President and CEO of National Health Data Science Lab
Senior Member of Institute of Electrical and Electronics Engineers (IEEE)
Association for Computing Machinery (ACM) Professional Member
Association for the Advancement of Artificial Intelligence (AAAI) Member
MD in Business Economics, Informational Technology
A. Personal Statement
My career trajectory reflects a passionate commitment to leveraging cutting-edge information technology for tangible impact, beginning as a software developer and progressively embracing leadership roles to successfully drive multiple project launches. This foundation in practical execution has been complemented by a strong entrepreneurial drive, notably demonstrated as the co-founder, President, and CEO of National Health Data Science Lab, a scientific startup focused on healthcare. In this leadership capacity, I oversee strategic direction and operational execution, further solidifying my accountability and vision.
My academic background includes a Master's Degree in Information Technology with a specialization in Software Engineering, providing a robust theoretical and practical framework for my work. My dedication to advancing the field is evident through my active membership in prestigious professional organizations such as the Institute of Electrical and Electronics Engineers (Senior IEEE Membership), the Association for Computing Machinery (ACM Professional Membership) and the Association for the Advancement of Artificial Intelligence (AAAI Membership).
I possess demonstrated scientific research experience since 2024, with a core interest in Data Science, Big Data, Data Mining, Artificial Intelligence (AI), and Machine Learning (ML). My contributions in these areas are already formally recognized through peer-reviewed publications.
These publications highlight my capabilities in applying advanced AI and ML techniques to complex data problems, specifically within forecasting and predictive modeling. My goal is to continue pushing the boundaries of data science and AI, particularly where it intersects with real-world applications that demand innovative solutions. My combined expertise in software engineering, research, and leadership, coupled with my entrepreneurial experience, positions me to make significant contributions to pioneering projects in these domains.
B. Positions, Scientific Appointments, and Honors
Positions and Scientific Appointments
2024 – Present Scientific Researcher, National Health Data Science Lab
2022 - 2024 Graduate Researcher, Kharkiv National University of Radio Electronics
С. Research Contribution and Accomplishments
My early research contributions focus on the application of artificial intelligence and machine learning algorithms for forecasting Bitcoin prices, with an emphasis on boosting models and sentiment analysis techniques. Through two peer-reviewed publications, I explored how predictive analytics can help address the volatility of cryptocurrency markets. In my first publication, “Bitcoin Price Prediction Using the Boosting Algorithm,” I investigated the effectiveness of boosting-based models in capturing nonlinear dependencies in Bitcoin price movements. The study involved comprehensive data preprocessing, feature engineering, model training, and hyperparameter optimization. Despite inherent market volatility, the results demonstrated that boosting algorithms — particularly when properly tuned — offer robust performance and reliable insight into price trends. This work highlights the potential of ensemble learning methods to support investment decision-making and strategic financial forecasting in digital asset markets.
a. Anton Naumov; Afanasieva Irina, Onyshchenko Konstantin; “Bitcoin Price Prediction Using the Boosting Algorithm”; The 2nd International scientific and practical conference “Science and society: modern trends in a changing world” (January 22-24, 2024) MDPC Publishing, Vienna, Austria. 2024. ISBN: 978-3-954754-01-4 https://sci-conf.com.ua/wp-content/uploads/2024/01/SCIENCE-AND-SOCIETY.-MODERN-TRENDS-IN-A-CHANGING-WORLD-22-24.01.24.pdf#page=197
In my second publication, “A Study of the Effectiveness of Using Information Technology Based on Artificial Intelligence for Bitcoin Price Forecasting,” I extended this research by incorporating natural language processing (NLP) techniques and sentiment analysis from financial news to improve prediction accuracy.
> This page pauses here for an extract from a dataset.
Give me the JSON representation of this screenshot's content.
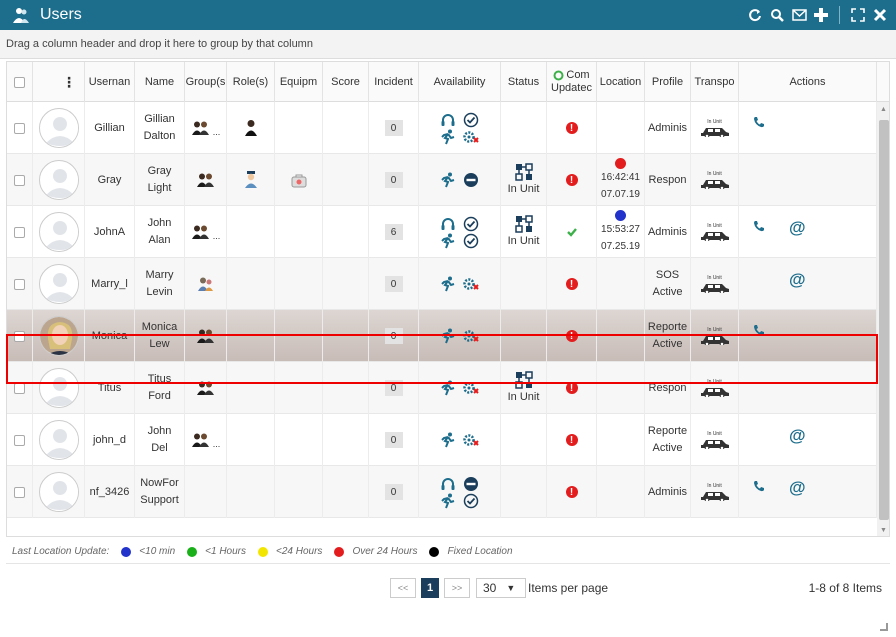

Utilizing tools such as TextBlob, VADER, Flair, spaCy, and BERT in combination with LSTM neural networks, I evaluated the impact of sentiment-derived features on model performance. The findings suggest that integrating sentiment metrics with time series data significantly enhances predictive precision, underscoring the importance of multidimensional data sources in financial modeling.
a. Anton Naumov; Victoria Vysotska; Kirill Smelyakov; Valentina Shtanko; “A Study of the Effectiveness of Using Information Technology Based on Artificial Intelligence for Bitcoin Price Forecasting”; 2024 IEEE 19th International Conference on Computer Science and Information Technologies (CSIT); 2024; DOI: 10.1109/csit65290.2024.10982646
Together, these studies contribute to the growing body of interdisciplinary research at the intersection of artificial intelligence, finance, and data science. They provide practical frameworks for applying machine learning techniques to high-volatility financial instruments, and lay the groundwork for future investigations into AI-driven economic forecasting systems.